The data are presented as the mean±standard deviation (SD). Statistical analysis was performed using SAS version 9.1 (SAS Institute Inc., Cary, NC, USA). Student's t-test was used for comparisons between the control and sample groups. A P value<0.05 was considered significant throughout the study.
The body weight changes in the experimental groups are shown in Figure 1. The body weights of the mice in the normal groups of Korl:ICR, A:ICR, and B:ICR mice were similar at the beginning of the experiments (Figure 1). The three groups of normal ICR mice gained weight steadily at the same rate throughout the experimental period. Body weight increased in the order of the Korl:ICR, A:ICR, and B:ICR groups compared to the normal control group, and the body weight changes were similar. After 8 weeks, the Korl:ICR mice were about 7% heavier than the B:ICR mice. MLDS caused rapid and significant decreases in body weight. These results show that the MLDS treatment to induce diabetes mellitus did not result in significant differences in the body weight parameter among the three ICR groups.

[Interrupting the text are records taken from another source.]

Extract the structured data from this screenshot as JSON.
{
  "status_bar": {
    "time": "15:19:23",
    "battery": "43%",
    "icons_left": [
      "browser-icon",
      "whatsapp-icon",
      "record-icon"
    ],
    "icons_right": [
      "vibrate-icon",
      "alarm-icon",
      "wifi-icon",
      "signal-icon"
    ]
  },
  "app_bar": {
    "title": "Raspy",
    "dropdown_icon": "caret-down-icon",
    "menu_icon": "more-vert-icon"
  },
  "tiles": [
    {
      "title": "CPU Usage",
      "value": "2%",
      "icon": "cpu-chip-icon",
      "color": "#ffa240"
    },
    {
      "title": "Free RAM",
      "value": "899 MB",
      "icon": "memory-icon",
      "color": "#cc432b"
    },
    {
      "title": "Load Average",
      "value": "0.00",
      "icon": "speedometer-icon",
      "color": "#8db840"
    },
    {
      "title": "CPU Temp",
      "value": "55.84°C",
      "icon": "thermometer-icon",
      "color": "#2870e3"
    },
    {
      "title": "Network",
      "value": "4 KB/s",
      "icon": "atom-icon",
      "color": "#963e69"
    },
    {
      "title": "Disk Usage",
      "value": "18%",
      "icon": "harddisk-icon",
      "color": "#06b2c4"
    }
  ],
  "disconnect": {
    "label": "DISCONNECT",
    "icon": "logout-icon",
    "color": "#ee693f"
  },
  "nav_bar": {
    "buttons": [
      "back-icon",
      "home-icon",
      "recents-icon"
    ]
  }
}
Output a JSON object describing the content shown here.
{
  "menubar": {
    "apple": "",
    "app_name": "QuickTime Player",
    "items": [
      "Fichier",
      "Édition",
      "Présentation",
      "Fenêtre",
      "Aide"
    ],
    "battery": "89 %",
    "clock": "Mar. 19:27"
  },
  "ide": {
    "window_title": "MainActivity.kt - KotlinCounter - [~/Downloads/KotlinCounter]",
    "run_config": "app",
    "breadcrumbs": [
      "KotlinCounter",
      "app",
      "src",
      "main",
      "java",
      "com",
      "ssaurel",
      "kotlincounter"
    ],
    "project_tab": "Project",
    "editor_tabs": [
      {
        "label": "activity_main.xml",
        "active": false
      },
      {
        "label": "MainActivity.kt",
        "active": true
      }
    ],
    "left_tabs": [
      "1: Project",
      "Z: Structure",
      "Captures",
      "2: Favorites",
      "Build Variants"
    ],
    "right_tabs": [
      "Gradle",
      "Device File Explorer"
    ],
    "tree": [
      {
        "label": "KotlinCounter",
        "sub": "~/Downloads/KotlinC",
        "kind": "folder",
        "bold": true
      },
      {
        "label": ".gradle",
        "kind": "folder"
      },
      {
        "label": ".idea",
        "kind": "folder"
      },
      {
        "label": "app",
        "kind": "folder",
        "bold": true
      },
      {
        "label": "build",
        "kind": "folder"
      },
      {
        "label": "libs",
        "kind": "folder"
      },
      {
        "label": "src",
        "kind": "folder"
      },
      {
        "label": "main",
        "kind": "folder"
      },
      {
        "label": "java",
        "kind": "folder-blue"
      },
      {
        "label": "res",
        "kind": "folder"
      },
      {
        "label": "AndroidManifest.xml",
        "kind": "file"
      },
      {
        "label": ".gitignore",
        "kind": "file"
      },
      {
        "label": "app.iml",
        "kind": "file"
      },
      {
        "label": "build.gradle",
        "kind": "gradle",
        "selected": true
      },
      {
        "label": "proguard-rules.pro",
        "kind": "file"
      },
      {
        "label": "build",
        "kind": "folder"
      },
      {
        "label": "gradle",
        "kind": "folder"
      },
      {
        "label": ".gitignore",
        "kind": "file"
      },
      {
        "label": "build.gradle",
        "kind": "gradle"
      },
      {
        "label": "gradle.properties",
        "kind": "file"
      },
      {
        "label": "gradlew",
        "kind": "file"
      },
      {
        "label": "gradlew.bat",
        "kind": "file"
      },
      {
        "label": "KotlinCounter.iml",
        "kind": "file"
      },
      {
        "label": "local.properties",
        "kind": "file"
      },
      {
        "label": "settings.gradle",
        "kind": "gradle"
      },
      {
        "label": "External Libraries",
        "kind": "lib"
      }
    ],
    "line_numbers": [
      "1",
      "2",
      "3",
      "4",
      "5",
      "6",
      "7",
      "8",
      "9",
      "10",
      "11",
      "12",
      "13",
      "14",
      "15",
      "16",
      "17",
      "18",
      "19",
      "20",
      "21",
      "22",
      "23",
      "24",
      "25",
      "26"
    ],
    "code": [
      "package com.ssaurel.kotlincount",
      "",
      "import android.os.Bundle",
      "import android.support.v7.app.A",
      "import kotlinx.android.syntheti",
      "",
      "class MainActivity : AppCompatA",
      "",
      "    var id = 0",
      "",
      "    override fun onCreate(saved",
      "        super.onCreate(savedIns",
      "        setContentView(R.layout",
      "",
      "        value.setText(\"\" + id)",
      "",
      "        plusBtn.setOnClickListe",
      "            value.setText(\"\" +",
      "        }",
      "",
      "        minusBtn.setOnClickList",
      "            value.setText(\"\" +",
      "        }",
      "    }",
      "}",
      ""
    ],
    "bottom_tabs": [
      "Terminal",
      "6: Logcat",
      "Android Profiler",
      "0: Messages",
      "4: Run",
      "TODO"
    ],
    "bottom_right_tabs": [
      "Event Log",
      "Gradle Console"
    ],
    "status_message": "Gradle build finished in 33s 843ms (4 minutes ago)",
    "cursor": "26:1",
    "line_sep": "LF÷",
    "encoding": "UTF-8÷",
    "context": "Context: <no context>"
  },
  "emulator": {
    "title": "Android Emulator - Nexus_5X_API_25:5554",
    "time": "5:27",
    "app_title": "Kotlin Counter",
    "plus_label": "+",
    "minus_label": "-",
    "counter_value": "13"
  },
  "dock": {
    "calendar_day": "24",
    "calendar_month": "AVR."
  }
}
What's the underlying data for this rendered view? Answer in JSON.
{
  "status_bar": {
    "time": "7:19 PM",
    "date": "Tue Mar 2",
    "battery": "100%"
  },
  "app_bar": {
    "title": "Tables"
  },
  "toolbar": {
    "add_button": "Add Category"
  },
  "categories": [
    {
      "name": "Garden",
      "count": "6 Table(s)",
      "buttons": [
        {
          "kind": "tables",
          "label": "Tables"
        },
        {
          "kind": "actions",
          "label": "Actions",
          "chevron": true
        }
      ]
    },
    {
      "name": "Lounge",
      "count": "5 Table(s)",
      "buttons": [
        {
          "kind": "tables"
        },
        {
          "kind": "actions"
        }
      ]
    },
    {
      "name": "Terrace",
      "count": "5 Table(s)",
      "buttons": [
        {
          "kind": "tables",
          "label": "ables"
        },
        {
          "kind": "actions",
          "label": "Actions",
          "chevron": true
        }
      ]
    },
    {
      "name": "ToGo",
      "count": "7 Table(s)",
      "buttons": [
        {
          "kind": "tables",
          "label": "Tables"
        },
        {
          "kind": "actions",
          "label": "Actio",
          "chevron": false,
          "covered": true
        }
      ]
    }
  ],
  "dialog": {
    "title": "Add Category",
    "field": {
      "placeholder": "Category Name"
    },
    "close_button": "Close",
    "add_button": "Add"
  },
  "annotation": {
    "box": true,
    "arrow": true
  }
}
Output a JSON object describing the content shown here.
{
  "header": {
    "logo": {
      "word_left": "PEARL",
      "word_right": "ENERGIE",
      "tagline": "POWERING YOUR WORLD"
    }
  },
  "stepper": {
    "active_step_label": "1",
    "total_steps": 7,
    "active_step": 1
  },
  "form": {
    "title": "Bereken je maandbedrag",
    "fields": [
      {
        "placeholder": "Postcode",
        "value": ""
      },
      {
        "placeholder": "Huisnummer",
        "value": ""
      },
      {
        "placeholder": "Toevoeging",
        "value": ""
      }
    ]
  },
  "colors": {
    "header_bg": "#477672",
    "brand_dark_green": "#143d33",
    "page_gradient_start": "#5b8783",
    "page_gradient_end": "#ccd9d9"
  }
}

The blood glucose levels were measured once a week for 8 weeks (Figure 2). From 1 week to 8 weeks after the final STZ treatment, the blood glucose levels of the MLDS-induced mice were significantly (P<0.05) higher than those of the normal mice in all ICR mouse groups. The blood glucose levels were the highest 3-4 weeks after the final STZ treatment. Similar fluctuations in the blood glucose levels were observed in the Korl:ICR, A:ICR, and B:ICR mice. Therefore, the present results indicate that the Korl:ICR, A:ICR, and B:ICR mice showed similar blood glucose level patterns following MLDS treatment.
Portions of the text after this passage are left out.